Berbicara mengenai ekowisata, ekowsiata memiliki makna sebagai penyelenggaraan kegiatan berbasis alam dengan tujuan menikmati keunikan alam, pendidikan, apresiasi alam serta mendukung kegiatan konservasi dan ekonomi secara berkelanjutan untuk meningkatkan kesejahteraan masyarakat setempat.

Seperti yang kita ketahui minat masyarakat terhadap ekowisata sangat tinggi. Adanya kejenuhan masyarakat untk mengunjungi wisata buatan membuat adanya pergeseran minat terhadap keunikan dan keindahan alam setempat. Hal ini yang membuat masyarakat, lembaga maupun pemerintah berlomba-lomba dalam mengembangkan ekowisata di Indonesia.

Namun lagi-lagi kegiatan pengembangan tersebut lebih mementingkan aspek ekonomi dibandingkan ekologi. Hal tersebut dapat kita lihat dengan adanya penggunaan lahan atau eksploitasi lahan secara besar-besaran untuk pembangunan infrastruktur yang tidak terkendali. Tidak tidak adanya pembatasan wilayah atau lahan yang diperuntukkan khusus untuk pembangunan infrastruktur pada suatu ekowisata. menjadi pemicu timbulnya eksploitasi tersebut.

Dengan tidak adanya pembatasan wilayah maka masyarakat, lembaga maupun pemerintah yang tidak bertanggung jawab memanfaatkan hal itu untuk mengisi dompetnya masing-masing.

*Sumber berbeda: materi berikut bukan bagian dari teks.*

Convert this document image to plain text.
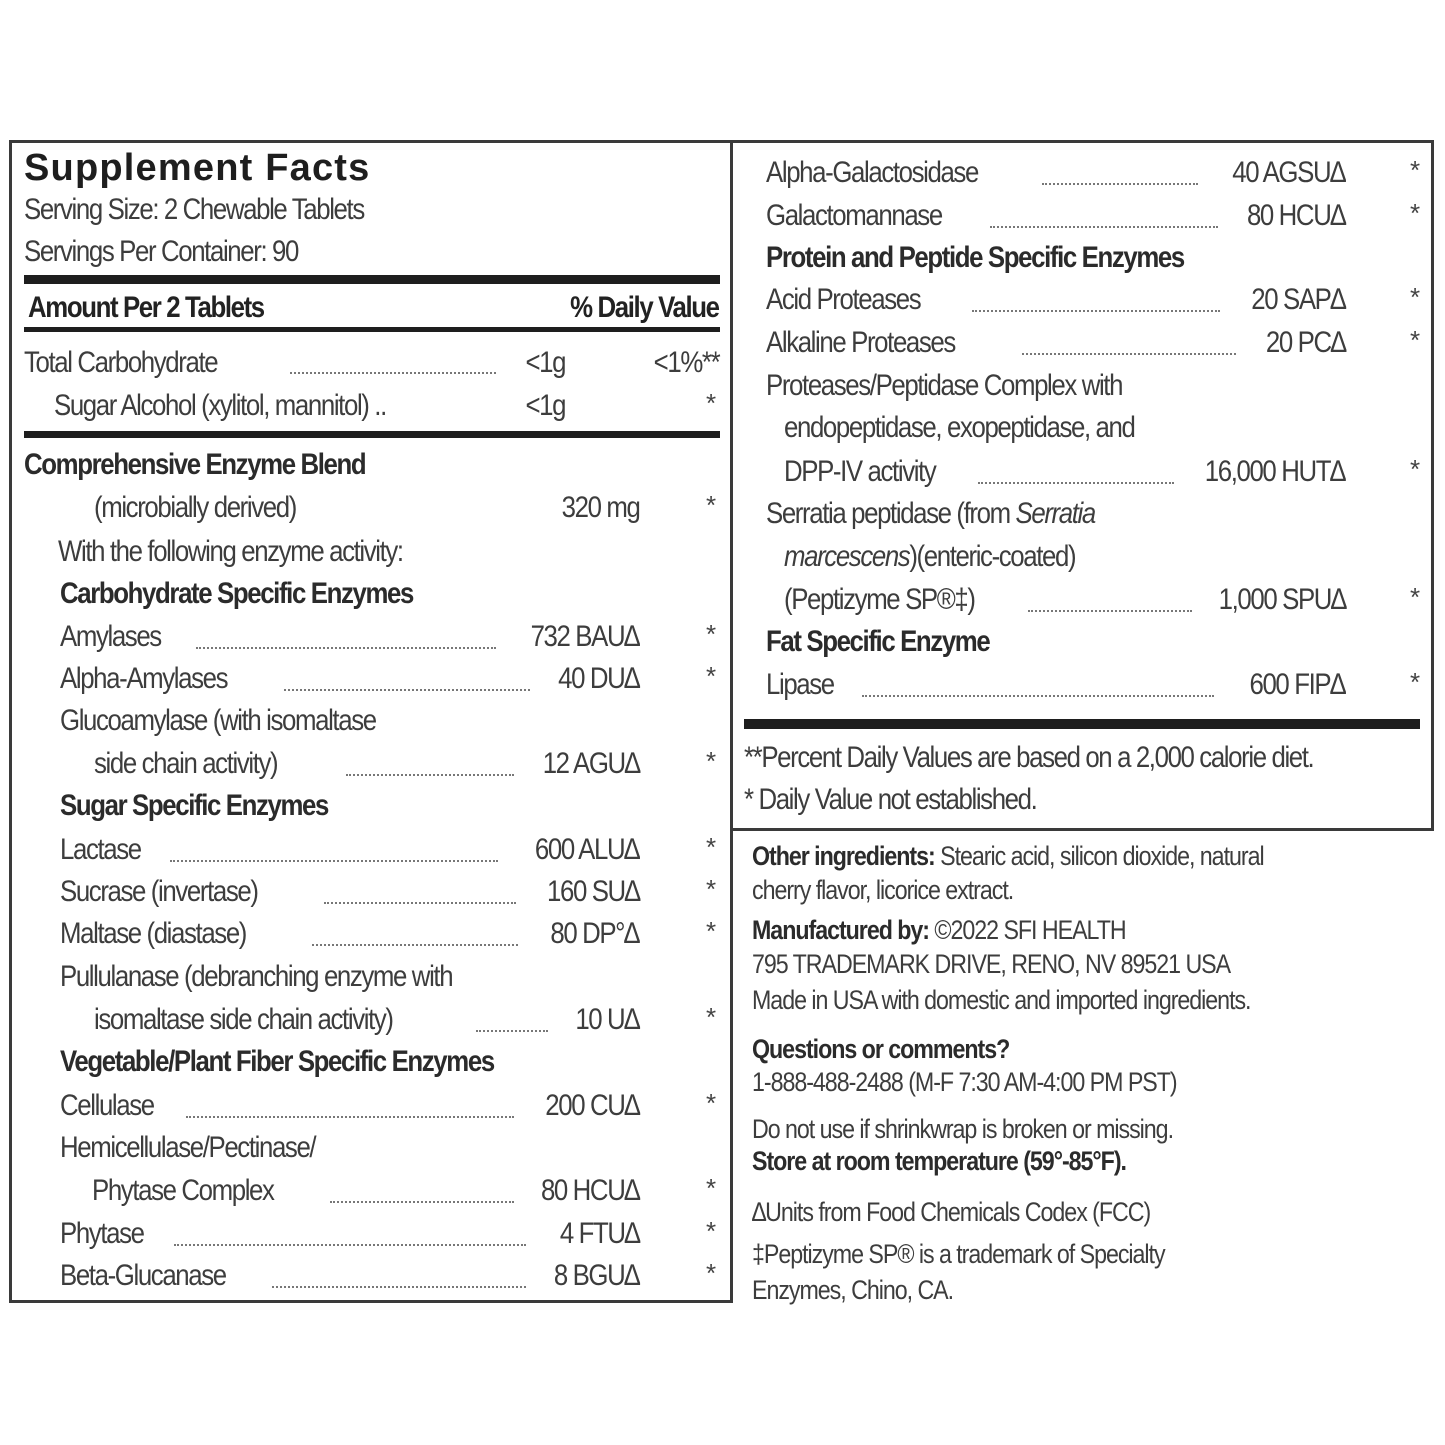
Supplement Facts
Serving Size: 2 Chewable Tablets
Servings Per Container: 90
Amount Per 2 Tablets	% Daily Value
Total Carbohydrate	<1g	<1%**
Sugar Alcohol (xylitol, mannitol) ..	<1g	*
Comprehensive Enzyme Blend
(microbially derived)	320 mg	*
With the following enzyme activity:
Carbohydrate Specific Enzymes
Amylases	732 BAU∆	*
Alpha-Amylases	40 DU∆	*
Glucoamylase (with isomaltase
side chain activity)	12 AGU∆	*
Sugar Specific Enzymes
Lactase	600 ALU∆	*
Sucrase (invertase)	160 SU∆	*
Maltase (diastase)	80 DP°∆	*
Pullulanase (debranching enzyme with
isomaltase side chain activity)	10 U∆	*
Vegetable/Plant Fiber Specific Enzymes
Cellulase	200 CU∆	*
Hemicellulase/Pectinase/
Phytase Complex	80 HCU∆	*
Phytase	4 FTU∆	*
Beta-Glucanase	8 BGU∆	*
Alpha-Galactosidase	40 AGSU∆	*
Galactomannase	80 HCU∆	*
Protein and Peptide Specific Enzymes
Acid Proteases	20 SAP∆	*
Alkaline Proteases	20 PC∆	*
Proteases/Peptidase Complex with
endopeptidase, exopeptidase, and
DPP-IV activity	16,000 HUT∆	*
Serratia peptidase (from Serratia
marcescens)(enteric-coated)
(Peptizyme SP®‡)	1,000 SPU∆	*
Fat Specific Enzyme
Lipase	600 FIP∆	*
**Percent Daily Values are based on a 2,000 calorie diet.
* Daily Value not established.
Other ingredients: Stearic acid, silicon dioxide, natural
cherry flavor, licorice extract.
Manufactured by: ©2022 SFI HEALTH
795 TRADEMARK DRIVE, RENO, NV 89521 USA
Made in USA with domestic and imported ingredients.
Questions or comments?
1-888-488-2488 (M-F 7:30 AM-4:00 PM PST)
Do not use if shrinkwrap is broken or missing.
Store at room temperature (59°-85°F).
∆Units from Food Chemicals Codex (FCC)
‡Peptizyme SP® is a trademark of Specialty
Enzymes, Chino, CA.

Tidak adanya payung hukum mengenai luasan maksimal untuk pembangunan infrastruktur membuat adanya eksploitasi lahan yang menyebabkan kerusakan pada lingkungan. Hal tersebut sungguh miris. Yang pada awalnya ekowisata ditujukan untuk menjaga kelestarian alam justru membuat lingkungan tersebut terdegradasi akibat oknum-oknum yang tidak bertanggung jawab.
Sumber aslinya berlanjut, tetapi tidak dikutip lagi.